1. A transformer for on a circuit board, the circuit board comprising a high-voltage line and a load, the transformer comprising:

a bobbin configured for winding a coil thereon and comprising a first secondary area, wherein the bobbin is made of an insulator, the coil comprising a high voltage end and a low voltage end;

a first secondary high voltage pole extending from the first secondary area and made of a conductor;

a first secondary high voltage pin fixed on an end of the first secondary high voltage pole away from the first secondary area;

wherein the high voltage end of the coil is disposed on a top surface of the first secondary high voltage pole and electrically connected to the first secondary high voltage pin and positioned such that the first secondary high voltage pole is capable of jumping across the high-voltage line to make the first secondary high voltage pin electrically connect to the load.

2. The transformer of claim 1, wherein the first secondary high voltage pole comprises a bottom surface opposite to the top surface and a concave received over the high-voltage line.

3. The transformer of claim 1, wherein the bobbin comprises a first primary area along the longitudinal direction of the first secondary area, the first primary area and the first secondary area includes a first portion, the first secondary high voltage pole extends outward from a space between the first primary area and the first secondary area.

4. The transformer of claim 1, wherein the first secondary high voltage pole extends perpendicular to the bobbin.

5. The transformer of claim 1, wherein a first secondary low voltage pole extends from the first secondary area, and a first secondary low voltage pin is positioned on one end surface of the first secondary low voltage pole away from the bobbin, the coil wound around the first secondary area and connected to the first secondary low voltage pin along the first secondary low voltage pole.

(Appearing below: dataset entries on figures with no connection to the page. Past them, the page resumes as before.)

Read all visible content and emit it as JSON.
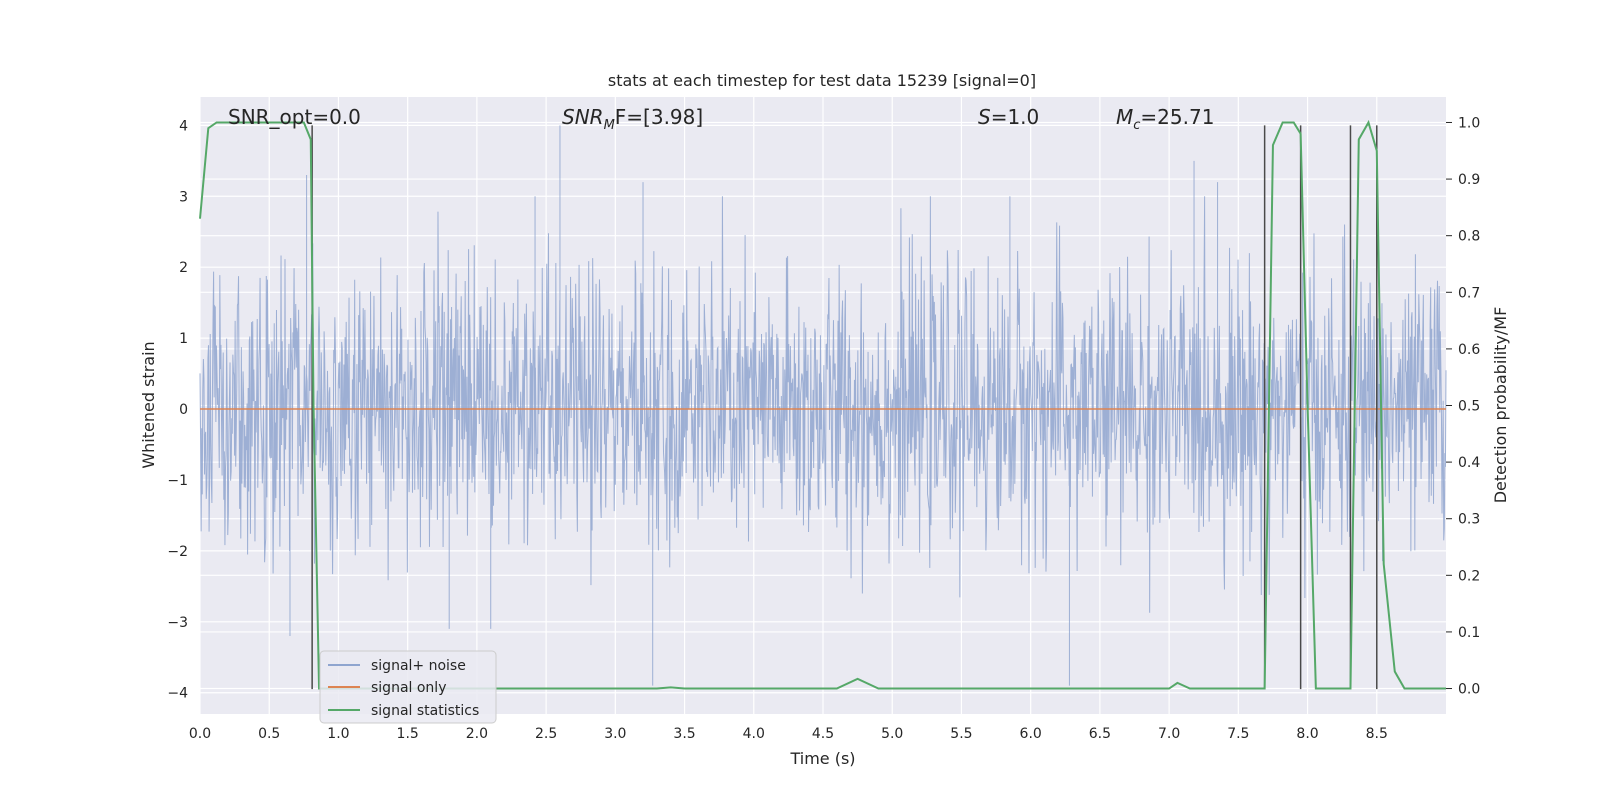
{
  "chart_data": {
    "type": "line",
    "title": "stats at each timestep for test data 15239 [signal=0]",
    "xlabel": "Time (s)",
    "ylabel_left": "Whitened strain",
    "ylabel_right": "Detection probability/MF",
    "xlim": [
      0.0,
      9.0
    ],
    "ylim_left": [
      -4.3,
      4.4
    ],
    "ylim_right": [
      -0.045,
      1.045
    ],
    "x_ticks": [
      0.0,
      0.5,
      1.0,
      1.5,
      2.0,
      2.5,
      3.0,
      3.5,
      4.0,
      4.5,
      5.0,
      5.5,
      6.0,
      6.5,
      7.0,
      7.5,
      8.0,
      8.5
    ],
    "x_tick_labels": [
      "0.0",
      "0.5",
      "1.0",
      "1.5",
      "2.0",
      "2.5",
      "3.0",
      "3.5",
      "4.0",
      "4.5",
      "5.0",
      "5.5",
      "6.0",
      "6.5",
      "7.0",
      "7.5",
      "8.0",
      "8.5"
    ],
    "y_left_ticks": [
      -4,
      -3,
      -2,
      -1,
      0,
      1,
      2,
      3,
      4
    ],
    "y_left_tick_labels": [
      "−4",
      "−3",
      "−2",
      "−1",
      "0",
      "1",
      "2",
      "3",
      "4"
    ],
    "y_right_ticks": [
      0.0,
      0.1,
      0.2,
      0.3,
      0.4,
      0.5,
      0.6,
      0.7,
      0.8,
      0.9,
      1.0
    ],
    "y_right_tick_labels": [
      "0.0",
      "0.1",
      "0.2",
      "0.3",
      "0.4",
      "0.5",
      "0.6",
      "0.7",
      "0.8",
      "0.9",
      "1.0"
    ],
    "grid": true,
    "legend_position": "lower-left",
    "annotations": [
      {
        "text": "SNR_opt=0.0"
      },
      {
        "text": "SNR",
        "sub": "M",
        "suffix": "F=[3.98]"
      },
      {
        "text": "S",
        "suffix": "=1.0"
      },
      {
        "text": "M",
        "sub": "c",
        "suffix": "=25.71"
      }
    ],
    "vertical_markers_s": [
      0.81,
      7.69,
      7.95,
      8.31,
      8.5
    ],
    "series": [
      {
        "name": "signal+ noise",
        "color": "#8fa5cf",
        "axis": "left",
        "description_values": {
          "core_abs_range": 1.5,
          "notable_peaks": [
            {
              "x": 0.77,
              "y": 3.3
            },
            {
              "x": 2.6,
              "y": 4.0
            },
            {
              "x": 2.42,
              "y": 3.0
            },
            {
              "x": 3.2,
              "y": 3.2
            },
            {
              "x": 3.27,
              "y": -3.9
            },
            {
              "x": 6.28,
              "y": -3.9
            },
            {
              "x": 7.18,
              "y": 3.5
            },
            {
              "x": 7.35,
              "y": 3.2
            },
            {
              "x": 5.85,
              "y": 3.0
            },
            {
              "x": 1.8,
              "y": -3.1
            },
            {
              "x": 2.1,
              "y": -3.1
            },
            {
              "x": 0.65,
              "y": -3.2
            }
          ]
        }
      },
      {
        "name": "signal only",
        "color": "#dd8452",
        "axis": "left",
        "x": [
          0.0,
          9.0
        ],
        "y": [
          0.0,
          0.0
        ]
      },
      {
        "name": "signal statistics",
        "color": "#55a868",
        "axis": "right",
        "x": [
          0.0,
          0.06,
          0.12,
          0.3,
          0.5,
          0.7,
          0.75,
          0.8,
          0.82,
          0.86,
          0.9,
          1.5,
          2.5,
          3.3,
          3.4,
          3.5,
          4.0,
          4.6,
          4.75,
          4.9,
          5.0,
          6.0,
          7.0,
          7.06,
          7.15,
          7.5,
          7.69,
          7.75,
          7.82,
          7.9,
          7.95,
          8.0,
          8.06,
          8.25,
          8.31,
          8.37,
          8.44,
          8.5,
          8.55,
          8.63,
          8.7,
          8.8,
          9.0
        ],
        "y": [
          0.83,
          0.99,
          1.0,
          1.0,
          1.0,
          1.0,
          1.0,
          0.97,
          0.5,
          0.0,
          0.0,
          0.0,
          0.0,
          0.0,
          0.002,
          0.0,
          0.0,
          0.0,
          0.017,
          0.0,
          0.0,
          0.0,
          0.0,
          0.01,
          0.0,
          0.0,
          0.0,
          0.96,
          1.0,
          1.0,
          0.98,
          0.5,
          0.0,
          0.0,
          0.0,
          0.97,
          1.0,
          0.95,
          0.22,
          0.03,
          0.0,
          0.0,
          0.0
        ]
      }
    ]
  }
}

6. The transformer of claim 5, wherein a fixing pin is positioned on the end surface of the first secondary low voltage pole for mounting the transformer onto the PCB.

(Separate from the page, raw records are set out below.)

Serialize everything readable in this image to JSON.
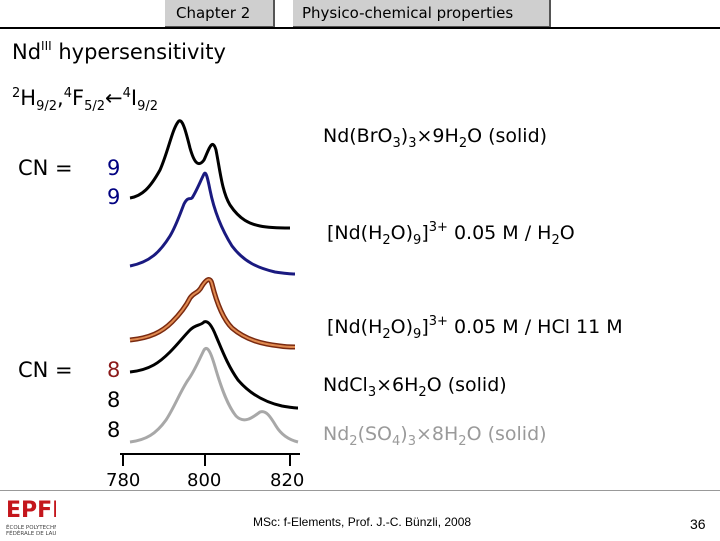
{
  "header": {
    "chapter": "Chapter 2",
    "section": "Physico-chemical properties"
  },
  "title": {
    "prefix": "Nd",
    "superscript": "III",
    "suffix": " hypersensitivity"
  },
  "transition": {
    "sup1": "2",
    "term1": "H",
    "sub1": "9/2",
    "sep": ",",
    "sup2": "4",
    "term2": "F",
    "sub2": "5/2",
    "arrow": "←",
    "sup3": "4",
    "term3": "I",
    "sub3": "9/2"
  },
  "cn_groups": [
    {
      "label": "CN =",
      "values": [
        "9",
        "9"
      ]
    },
    {
      "label": "CN =",
      "values": [
        "8",
        "8",
        "8"
      ]
    }
  ],
  "colors": {
    "black": "#000000",
    "navy": "#1a1a80",
    "orange": "#c0501e",
    "gray": "#a8a8a8",
    "cn9_text": "#000080",
    "cn8_text": "#8b1a1a"
  },
  "x_axis": {
    "ticks": [
      "780",
      "800",
      "820"
    ]
  },
  "spectra_labels": [
    {
      "name": "Nd(BrO3)3·9H2O (solid)",
      "parts": [
        "Nd(Br",
        "O",
        "3",
        ")",
        "3",
        "×",
        "9H",
        "2",
        "O (solid)"
      ]
    },
    {
      "name": "[Nd(H2O)9]3+ 0.05 M / H2O",
      "parts": [
        "[Nd(H",
        "2",
        "O)",
        "9",
        "]",
        "3+",
        " 0.05 M / H",
        "2",
        "O"
      ]
    },
    {
      "name": "[Nd(H2O)9]3+ 0.05 M / HCl 11 M",
      "parts": [
        "[Nd(H",
        "2",
        "O)",
        "9",
        "]",
        "3+",
        " 0.05 M / HCl 11 M"
      ]
    },
    {
      "name": "NdCl3·6H2O (solid)",
      "parts": [
        "NdCl",
        "3",
        "×",
        "6H",
        "2",
        "O (solid)"
      ]
    },
    {
      "name": "Nd2(SO4)3·8H2O (solid)",
      "parts": [
        "Nd",
        "2",
        "(SO",
        "4",
        ")",
        "3",
        "×",
        "8H",
        "2",
        "O (solid)"
      ]
    }
  ],
  "footer": {
    "logo_text": "EPFL",
    "logo_line1": "ÉCOLE POLYTECHNIQUE",
    "logo_line2": "FÉDÉRALE DE LAUSANNE",
    "credit": "MSc: f-Elements,  Prof. J.-C. Bünzli, 2008",
    "page": "36"
  }
}
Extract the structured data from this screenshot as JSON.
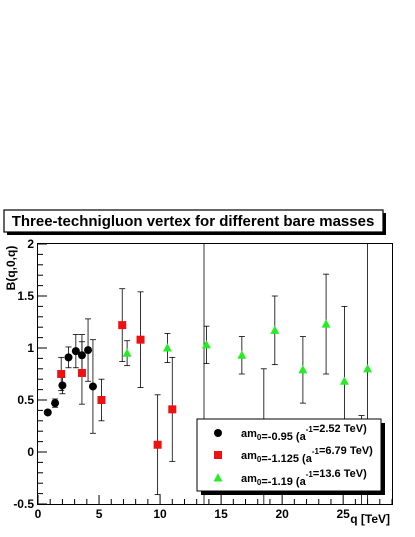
{
  "chart_data": {
    "type": "scatter",
    "title": "Three-technigluon vertex for different bare masses",
    "xlabel": "q [TeV]",
    "ylabel": "B(q,0,q)",
    "xlim": [
      0,
      29
    ],
    "ylim": [
      -0.5,
      2
    ],
    "x_ticks": [
      0,
      5,
      10,
      15,
      20,
      25
    ],
    "y_ticks": [
      -0.5,
      0,
      0.5,
      1,
      1.5,
      2
    ],
    "y_tick_labels": [
      "-0.5",
      "0",
      "0.5",
      "1",
      "1.5",
      "2"
    ],
    "grid": false,
    "legend_position": "bottom-right",
    "series": [
      {
        "name_main": "am",
        "name_sub": "0",
        "name_rest": "=-0.95 (a",
        "name_sup": "-1",
        "name_end": "=2.52 TeV)",
        "marker": "circle",
        "color": "#000000",
        "points": [
          {
            "x": 0.8,
            "y": 0.38,
            "err": 0.02
          },
          {
            "x": 1.4,
            "y": 0.47,
            "err": 0.04
          },
          {
            "x": 2.0,
            "y": 0.64,
            "err": 0.08
          },
          {
            "x": 2.5,
            "y": 0.91,
            "err": 0.1
          },
          {
            "x": 3.1,
            "y": 0.97,
            "err": 0.16
          },
          {
            "x": 3.6,
            "y": 0.93,
            "err": 0.2
          },
          {
            "x": 4.1,
            "y": 0.98,
            "err": 0.3
          },
          {
            "x": 4.5,
            "y": 0.63,
            "err": 0.45
          }
        ]
      },
      {
        "name_main": "am",
        "name_sub": "0",
        "name_rest": "=-1.125 (a",
        "name_sup": "-1",
        "name_end": "=6.79 TeV)",
        "marker": "square",
        "color": "#ee1111",
        "points": [
          {
            "x": 1.9,
            "y": 0.75,
            "err": 0.16
          },
          {
            "x": 3.6,
            "y": 0.76,
            "err": 0.3
          },
          {
            "x": 5.2,
            "y": 0.5,
            "err": 0.2
          },
          {
            "x": 6.9,
            "y": 1.22,
            "err": 0.35
          },
          {
            "x": 8.4,
            "y": 1.08,
            "err": 0.46
          },
          {
            "x": 9.8,
            "y": 0.07,
            "err": 0.48
          },
          {
            "x": 11.0,
            "y": 0.41,
            "err": 0.5
          },
          {
            "x": 13.6,
            "y": 0.13,
            "err": 2.6
          },
          {
            "x": 18.5,
            "y": 0.1,
            "err": 0.7
          },
          {
            "x": 26.5,
            "y": -0.5,
            "err": 0.85
          }
        ]
      },
      {
        "name_main": "am",
        "name_sub": "0",
        "name_rest": "=-1.19 (a",
        "name_sup": "-1",
        "name_end": "=13.6 TeV)",
        "marker": "triangle",
        "color": "#22ee22",
        "points": [
          {
            "x": 7.3,
            "y": 0.95,
            "err": 0.12
          },
          {
            "x": 10.6,
            "y": 1.0,
            "err": 0.14
          },
          {
            "x": 13.8,
            "y": 1.03,
            "err": 0.18
          },
          {
            "x": 16.7,
            "y": 0.93,
            "err": 0.18
          },
          {
            "x": 19.4,
            "y": 1.17,
            "err": 0.33
          },
          {
            "x": 21.7,
            "y": 0.79,
            "err": 0.32
          },
          {
            "x": 23.6,
            "y": 1.23,
            "err": 0.48
          },
          {
            "x": 25.1,
            "y": 0.68,
            "err": 0.72
          },
          {
            "x": 27.0,
            "y": 0.8,
            "err": 2.5
          }
        ]
      }
    ]
  }
}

7. The transformer of claim 3, wherein the transformer further comprises a second portion and a spacing portion, the configuration of the second portion and the first portion are axial symmetric with the spacing portion.

8. The transformer of claim 3, wherein the bobbin further comprises a second portion, and the configuration of the second portion is same as that of the first portion.

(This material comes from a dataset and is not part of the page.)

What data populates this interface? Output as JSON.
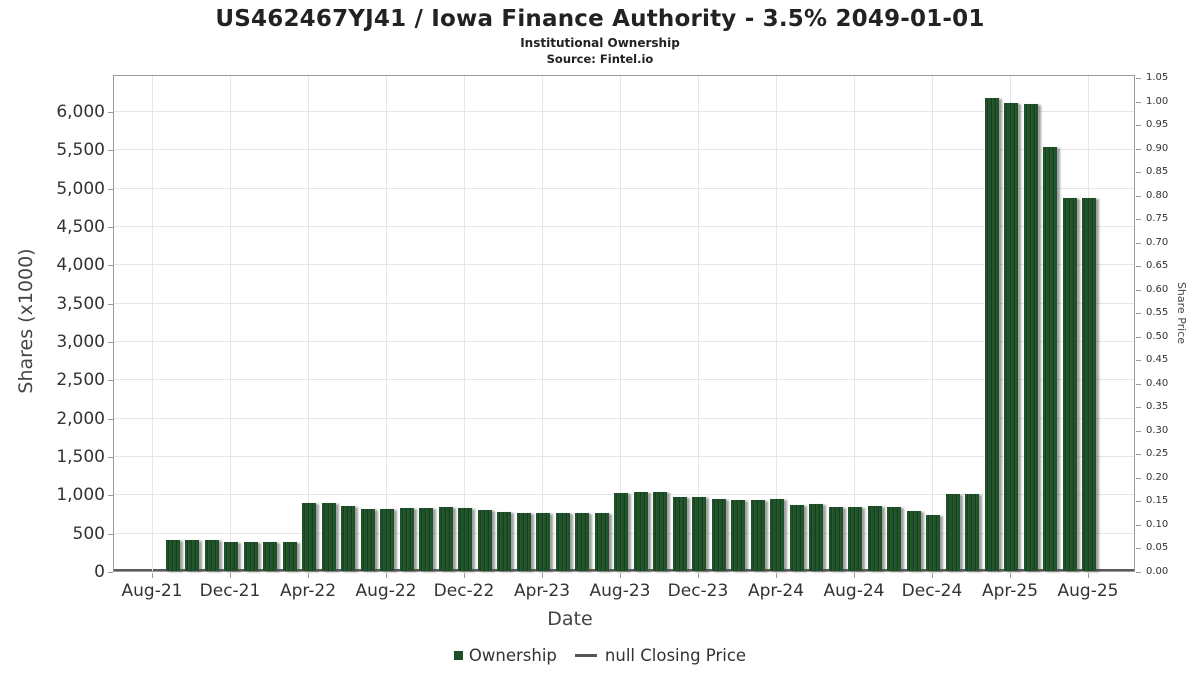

9. The transformer of claim 7, wherein a first secondary low voltage pin is disposed on the first portion, a second secondary low voltage pin is disposed on the second portion, and the second secondary low voltage pin is substantially parallel to the first secondary low voltage pin.

10. The transformer of claim 7, wherein a first secondary low voltage pin is disposed on the first portion, a second secondary low voltage pin is disposed on the second portion, and the second secondary low voltage pin is substantially perpendicular to the first secondary low voltage pin.

11. The transformer of claim 8, wherein a first secondary low voltage pin is disposed on the first portion, a second secondary low voltage pin is disposed on the second portion, and the second secondary low voltage pin is substantially parallel to the first secondary low voltage pin.

12. The transformer of claim 8, wherein a first secondary low voltage pin is disposed on the first portion, a second secondary low voltage pin is disposed on the second portion, and the second secondary low voltage pin is substantially perpendicular to the first secondary low voltage pin.